As a concept it is perhaps one of the best the country could have imagined—mixing sports with studies. It’s just the beginning and like any other programme this too can be in danger of being branded as propaganda. The issue will be its implementation. The programme aims to target those between 10 and 18 years. In India, monitoring has always been challenging.
And when money is involved, it’s a nightmare. Age-fudging is obscenely shameless; utilising funds for things other than training is another big hazard most funding agencies face, and Khelo India will be no exception; monitoring progress will not be easy at all, more so if the athlete comes from a rural background and coaches are conniving to share the spoils.

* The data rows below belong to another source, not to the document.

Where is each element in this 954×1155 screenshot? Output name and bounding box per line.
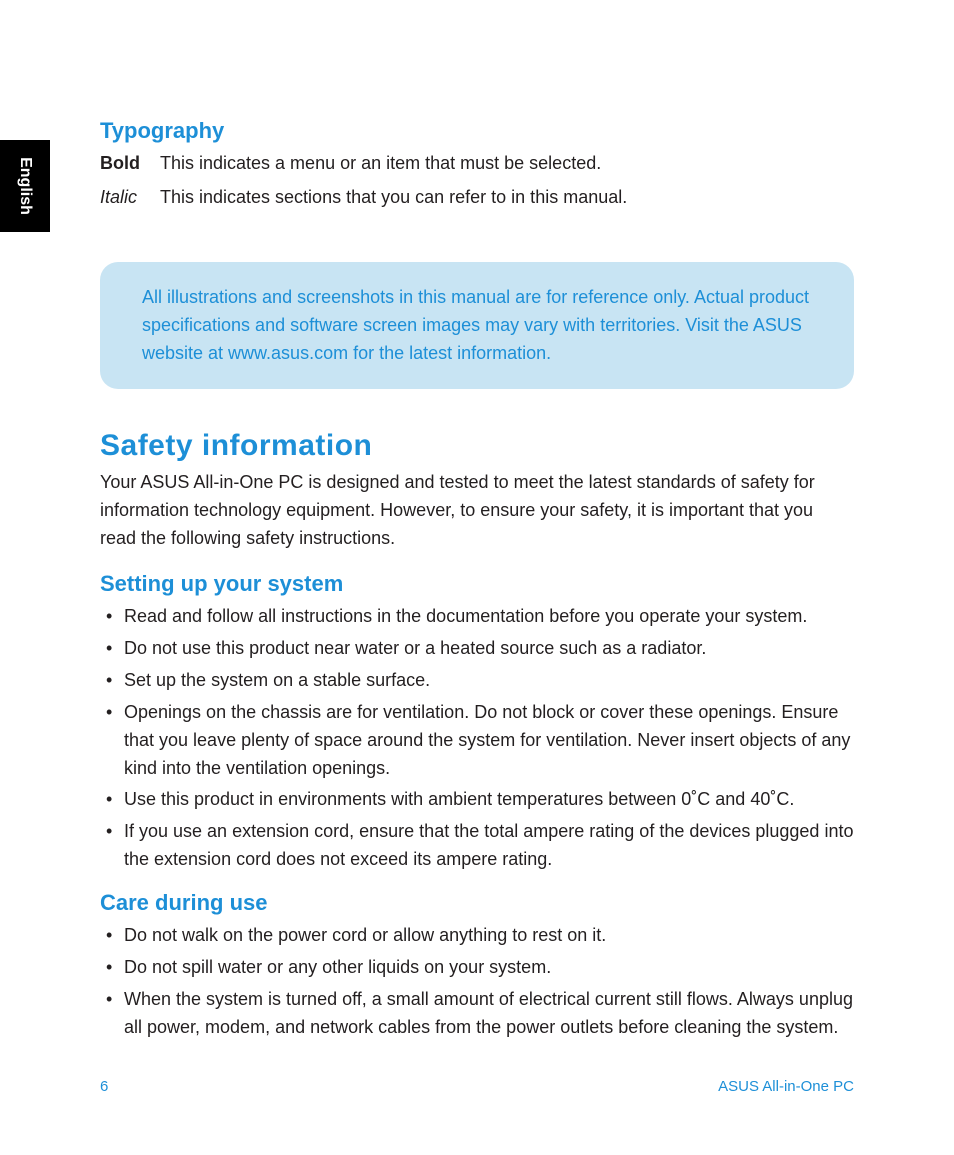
page-content: Typography Bold This indicates a menu or… <box>100 118 854 1058</box>
language-tab: English <box>0 140 50 232</box>
list-item: Set up the system on a stable surface. <box>100 667 854 695</box>
list-item: When the system is turned off, a small a… <box>100 986 854 1042</box>
typo-desc-italic: This indicates sections that you can ref… <box>160 184 627 212</box>
setup-heading: Setting up your system <box>100 571 854 597</box>
care-list: Do not walk on the power cord or allow a… <box>100 922 854 1042</box>
setup-list: Read and follow all instructions in the … <box>100 603 854 874</box>
typography-heading: Typography <box>100 118 854 144</box>
safety-heading: Safety information <box>100 429 854 463</box>
page-footer: 6 ASUS All-in-One PC <box>100 1078 854 1095</box>
safety-intro: Your ASUS All-in-One PC is designed and … <box>100 469 854 553</box>
list-item: Do not use this product near water or a … <box>100 635 854 663</box>
typography-row-italic: Italic This indicates sections that you … <box>100 184 854 212</box>
list-item: Use this product in environments with am… <box>100 786 854 814</box>
note-box: All illustrations and screenshots in thi… <box>100 262 854 390</box>
list-item: Do not walk on the power cord or allow a… <box>100 922 854 950</box>
language-label: English <box>16 157 34 215</box>
typography-row-bold: Bold This indicates a menu or an item th… <box>100 150 854 178</box>
list-item: Read and follow all instructions in the … <box>100 603 854 631</box>
list-item: Openings on the chassis are for ventilat… <box>100 699 854 783</box>
list-item: If you use an extension cord, ensure tha… <box>100 818 854 874</box>
list-item: Do not spill water or any other liquids … <box>100 954 854 982</box>
typo-label-italic: Italic <box>100 184 160 212</box>
page-number: 6 <box>100 1078 108 1095</box>
care-heading: Care during use <box>100 890 854 916</box>
product-name: ASUS All-in-One PC <box>718 1078 854 1095</box>
typo-label-bold: Bold <box>100 150 160 178</box>
typo-desc-bold: This indicates a menu or an item that mu… <box>160 150 601 178</box>
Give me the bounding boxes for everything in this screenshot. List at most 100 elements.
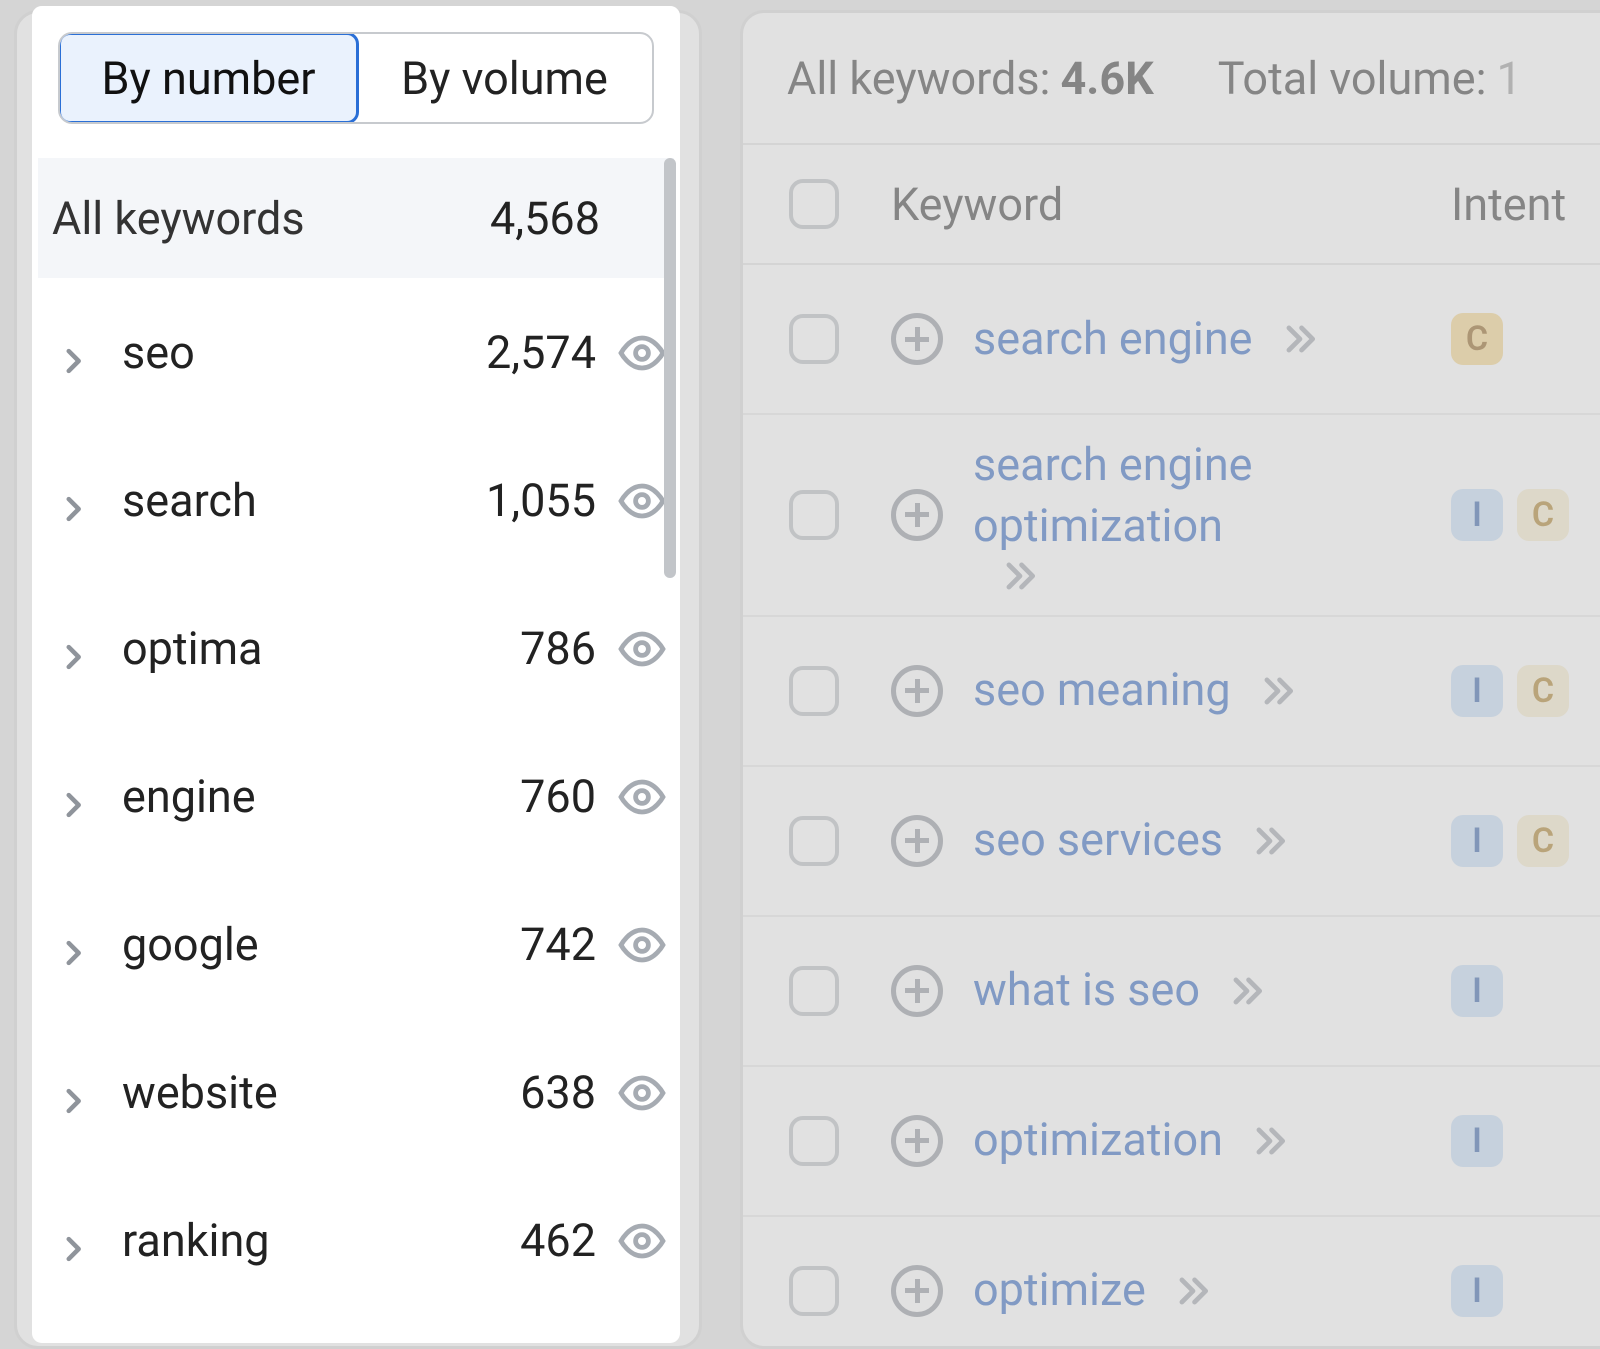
keyword-row[interactable]: optima786 (38, 574, 674, 722)
row-checkbox[interactable] (789, 966, 839, 1016)
result-row: optimization I (743, 1067, 1600, 1217)
total-volume-label: Total volume: (1218, 52, 1487, 105)
intent-badge: I (1451, 965, 1503, 1017)
result-row: search engine optimization IC (743, 415, 1600, 617)
eye-icon[interactable] (618, 1069, 666, 1117)
plus-circle-icon[interactable] (891, 1115, 943, 1167)
intent-badge: C (1517, 665, 1569, 717)
result-row: seo services IC (743, 767, 1600, 917)
intent-badge: C (1451, 313, 1503, 365)
keyword-row-name: website (122, 1066, 278, 1119)
keyword-row[interactable]: google742 (38, 870, 674, 1018)
double-chevron-icon[interactable] (1001, 557, 1039, 595)
all-keywords-row-count: 4,568 (490, 192, 600, 245)
row-checkbox[interactable] (789, 1266, 839, 1316)
results-header-row: Keyword Intent (743, 143, 1600, 265)
chevron-right-icon[interactable] (56, 336, 90, 370)
keyword-link[interactable]: seo meaning (973, 660, 1297, 721)
double-chevron-icon[interactable] (1251, 1122, 1289, 1160)
chevron-right-icon[interactable] (56, 1076, 90, 1110)
double-chevron-icon[interactable] (1174, 1272, 1212, 1310)
intent-cell: C (1451, 313, 1503, 365)
eye-icon[interactable] (618, 477, 666, 525)
intent-cell: I (1451, 965, 1503, 1017)
results-body: search engine Csearch engine optimization… (743, 265, 1600, 1349)
double-chevron-icon[interactable] (1228, 972, 1266, 1010)
chevron-right-icon[interactable] (56, 484, 90, 518)
row-checkbox[interactable] (789, 1116, 839, 1166)
results-panel: All keywords: 4.6K Total volume: 1 Keywo… (740, 10, 1600, 1349)
intent-cell: IC (1451, 665, 1569, 717)
keyword-row[interactable]: ranking 462 (38, 1166, 674, 1314)
total-volume-value-cut: 1 (1497, 52, 1522, 105)
keyword-link[interactable]: search engine (973, 309, 1319, 370)
keyword-row[interactable]: website 638 (38, 1018, 674, 1166)
chevron-right-icon[interactable] (56, 1224, 90, 1258)
keyword-link[interactable]: what is seo (973, 960, 1266, 1021)
chevron-right-icon[interactable] (56, 632, 90, 666)
select-all-checkbox[interactable] (789, 179, 839, 229)
sidebar-scrollbar[interactable] (664, 158, 676, 578)
intent-badge: I (1451, 489, 1503, 541)
keyword-row-count: 1,055 (486, 474, 596, 527)
intent-cell: IC (1451, 815, 1569, 867)
sidebar-body: All keywords 4,568 seo 2,574 search 1,055 op… (38, 158, 674, 1333)
row-checkbox[interactable] (789, 816, 839, 866)
intent-cell: I (1451, 1115, 1503, 1167)
keyword-row-count: 760 (520, 770, 596, 823)
plus-circle-icon[interactable] (891, 965, 943, 1017)
all-keywords-row-label: All keywords (52, 192, 305, 245)
plus-circle-icon[interactable] (891, 665, 943, 717)
keyword-row-name: ranking (122, 1214, 270, 1267)
chevron-right-icon[interactable] (56, 780, 90, 814)
tab-by-volume[interactable]: By volume (357, 34, 652, 122)
tab-by-number[interactable]: By number (58, 32, 359, 124)
keyword-list: seo 2,574 search 1,055 optima786engine760goo… (38, 278, 674, 1314)
result-row: seo meaning IC (743, 617, 1600, 767)
intent-badge: I (1451, 815, 1503, 867)
keyword-row-count: 2,574 (486, 326, 596, 379)
all-keywords-value: 4.6K (1060, 52, 1153, 105)
eye-icon[interactable] (618, 1217, 666, 1265)
results-summary: All keywords: 4.6K Total volume: 1 (743, 13, 1600, 143)
result-row: search engine C (743, 265, 1600, 415)
column-keyword[interactable]: Keyword (891, 178, 1451, 231)
eye-icon[interactable] (618, 921, 666, 969)
keyword-row[interactable]: engine760 (38, 722, 674, 870)
double-chevron-icon[interactable] (1259, 672, 1297, 710)
keyword-link[interactable]: optimize (973, 1260, 1212, 1321)
all-keywords-row[interactable]: All keywords 4,568 (38, 158, 674, 278)
eye-icon[interactable] (618, 625, 666, 673)
intent-badge: I (1451, 665, 1503, 717)
keyword-link[interactable]: optimization (973, 1110, 1289, 1171)
keyword-row[interactable]: seo 2,574 (38, 278, 674, 426)
keyword-row-count: 786 (520, 622, 596, 675)
plus-circle-icon[interactable] (891, 489, 943, 541)
double-chevron-icon[interactable] (1281, 320, 1319, 358)
column-intent[interactable]: Intent (1451, 178, 1566, 231)
eye-icon[interactable] (618, 329, 666, 377)
intent-cell: I (1451, 1265, 1503, 1317)
row-checkbox[interactable] (789, 314, 839, 364)
row-checkbox[interactable] (789, 490, 839, 540)
plus-circle-icon[interactable] (891, 313, 943, 365)
sidebar-highlighted: By number By volume All keywords 4,568 s… (38, 12, 674, 1337)
keyword-link[interactable]: seo services (973, 810, 1289, 871)
row-checkbox[interactable] (789, 666, 839, 716)
keyword-row-count: 462 (520, 1214, 596, 1267)
plus-circle-icon[interactable] (891, 1265, 943, 1317)
double-chevron-icon[interactable] (1251, 822, 1289, 860)
keyword-row-name: search (122, 474, 257, 527)
intent-badge: C (1517, 815, 1569, 867)
keyword-row[interactable]: search 1,055 (38, 426, 674, 574)
keyword-row-name: seo (122, 326, 195, 379)
all-keywords-label: All keywords: (787, 52, 1050, 105)
eye-icon[interactable] (618, 773, 666, 821)
keyword-row-count: 638 (520, 1066, 596, 1119)
intent-badge: C (1517, 489, 1569, 541)
plus-circle-icon[interactable] (891, 815, 943, 867)
intent-badge: I (1451, 1265, 1503, 1317)
keyword-link[interactable]: search engine optimization (973, 435, 1413, 595)
chevron-right-icon[interactable] (56, 928, 90, 962)
intent-cell: IC (1451, 489, 1569, 541)
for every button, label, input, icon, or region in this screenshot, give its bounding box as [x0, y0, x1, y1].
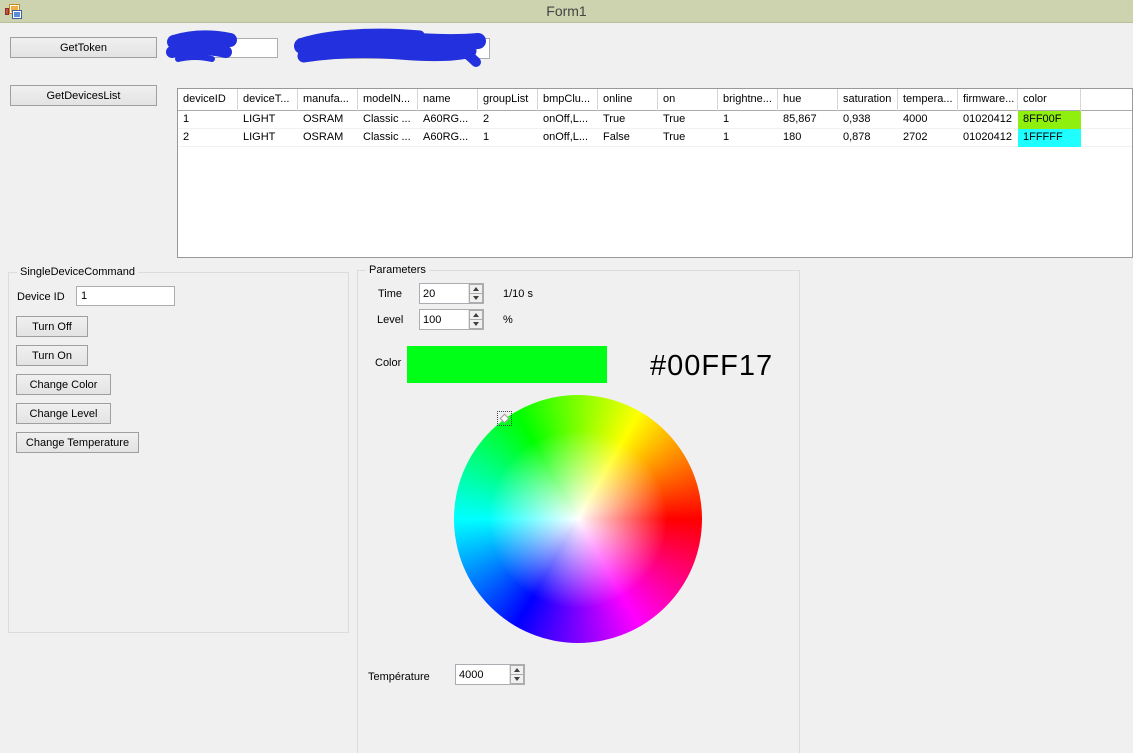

With a learned sports minister at the helm, perhaps these lacunae must have been addressed. The novelty of the School Games Federation of India that had been running these Games for years has diminished specifically for these reasons. Another factor that will propel this into a mass movement is security for our sportspersons.
The past tells us that every sports minister has their pet project and once they are gone, the projects are left to wither. So what happens to the young budding sportspersons then? The Target Olympic Podium Scheme, an obsession with the previous minister, suddenly finds no mention of late. Perhaps the focus has shifted. One hopes this won’t happen to Khelo India too. It’s a matter of India’s future.